For 2026, net profit is expected to grow by 9% YoY to reach 1,040 million baht, marking a third consecutive record-breaking year. This growth will be driven by:

Gradually recognizing orders from lubricant brand owners as they move production bases.
COD of the B-phase production plant in Myanmar.
Full-year recognition of its 100% ownership in the RE business.
Reduced financial costs from debt repayment.

The company's strong financial position opens up opportunities for dividend payments, share buybacks, and M&A activities. The strong cash flow from operations and gradual debt repayment will strengthen its financial standing. By 2025, the company’s Debt-toEquity (D/E) and Interest-Bearing Debt-to-Equity (IBD/E) ratios are expected to decrease to 0.8 and 0.3, respectively. This enables PSP to increase its dividend payout, consider share buybacks, and invest in M&A activities, which are additional upsides not yet factored into the projections.

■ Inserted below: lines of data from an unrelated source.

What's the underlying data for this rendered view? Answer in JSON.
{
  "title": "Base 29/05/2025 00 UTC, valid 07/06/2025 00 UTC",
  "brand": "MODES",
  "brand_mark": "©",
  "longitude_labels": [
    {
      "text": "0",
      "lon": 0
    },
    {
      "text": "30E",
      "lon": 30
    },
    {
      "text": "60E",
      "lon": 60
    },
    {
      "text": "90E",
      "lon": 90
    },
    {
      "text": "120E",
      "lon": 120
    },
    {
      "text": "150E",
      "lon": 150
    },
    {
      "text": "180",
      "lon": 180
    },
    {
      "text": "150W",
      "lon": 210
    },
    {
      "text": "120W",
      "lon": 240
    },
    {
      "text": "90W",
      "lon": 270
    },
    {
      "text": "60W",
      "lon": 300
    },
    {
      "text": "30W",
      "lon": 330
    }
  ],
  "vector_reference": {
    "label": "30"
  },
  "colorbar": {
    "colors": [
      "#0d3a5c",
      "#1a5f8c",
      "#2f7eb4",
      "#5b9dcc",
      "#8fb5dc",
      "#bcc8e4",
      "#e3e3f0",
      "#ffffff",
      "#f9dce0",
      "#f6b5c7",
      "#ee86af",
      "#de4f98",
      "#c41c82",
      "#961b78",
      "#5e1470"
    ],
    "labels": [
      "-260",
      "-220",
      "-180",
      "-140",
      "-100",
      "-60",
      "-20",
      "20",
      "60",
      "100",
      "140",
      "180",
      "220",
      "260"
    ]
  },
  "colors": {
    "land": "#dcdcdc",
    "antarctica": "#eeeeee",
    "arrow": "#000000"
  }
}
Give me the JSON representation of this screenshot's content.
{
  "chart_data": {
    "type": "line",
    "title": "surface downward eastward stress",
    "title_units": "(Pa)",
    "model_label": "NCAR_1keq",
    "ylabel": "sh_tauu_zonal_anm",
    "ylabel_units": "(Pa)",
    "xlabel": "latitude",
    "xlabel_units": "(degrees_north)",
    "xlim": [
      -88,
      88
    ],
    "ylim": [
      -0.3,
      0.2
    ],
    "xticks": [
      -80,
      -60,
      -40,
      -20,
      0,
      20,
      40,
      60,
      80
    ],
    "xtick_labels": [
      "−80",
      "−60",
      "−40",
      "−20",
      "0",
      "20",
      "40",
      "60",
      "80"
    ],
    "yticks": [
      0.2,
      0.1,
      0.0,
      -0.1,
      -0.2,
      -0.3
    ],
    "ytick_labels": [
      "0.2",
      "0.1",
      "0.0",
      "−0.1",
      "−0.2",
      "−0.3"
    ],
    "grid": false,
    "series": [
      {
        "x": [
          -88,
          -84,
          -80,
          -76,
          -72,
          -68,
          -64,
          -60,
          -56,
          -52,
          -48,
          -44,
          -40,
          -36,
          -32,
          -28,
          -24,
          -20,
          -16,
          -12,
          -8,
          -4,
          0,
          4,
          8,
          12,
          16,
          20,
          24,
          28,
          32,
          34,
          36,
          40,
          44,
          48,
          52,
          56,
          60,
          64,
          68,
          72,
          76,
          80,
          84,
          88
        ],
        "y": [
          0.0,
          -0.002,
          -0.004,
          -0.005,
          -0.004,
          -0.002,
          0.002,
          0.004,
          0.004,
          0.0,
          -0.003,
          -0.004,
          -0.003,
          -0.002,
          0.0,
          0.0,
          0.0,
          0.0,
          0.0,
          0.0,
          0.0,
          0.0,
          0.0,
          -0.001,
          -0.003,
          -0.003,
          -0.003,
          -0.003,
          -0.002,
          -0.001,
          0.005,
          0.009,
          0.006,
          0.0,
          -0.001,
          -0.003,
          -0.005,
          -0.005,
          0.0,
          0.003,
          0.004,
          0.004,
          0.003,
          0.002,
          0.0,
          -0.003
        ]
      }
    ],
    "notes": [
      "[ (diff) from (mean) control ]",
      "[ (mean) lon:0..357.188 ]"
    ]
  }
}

The stock is still undervalued considering its strong growth prospects. The recommendation is to "Buy," with a target price of 7.40 THB at the end of 2026, based on a PER of 10x, which is cautious compared to the industry average (15.4x) and the company's expected +25% CAGR. The stock also has a reasonable Implied PBV of 2x, which is aligned with its ROE of 20-22%.

Recommendation: "Buy" due to:

The impressive profit growth with record highs over the past three years. The current price is trading at a PER of only 7.3x for 2025, which does not yet reflect this growth.
A high dividend yield of 5.4%.
Increasing interest from investors, especially those with ESG criteria, as the company is awaiting its SET ESG rating, which is expected by the end of 2025."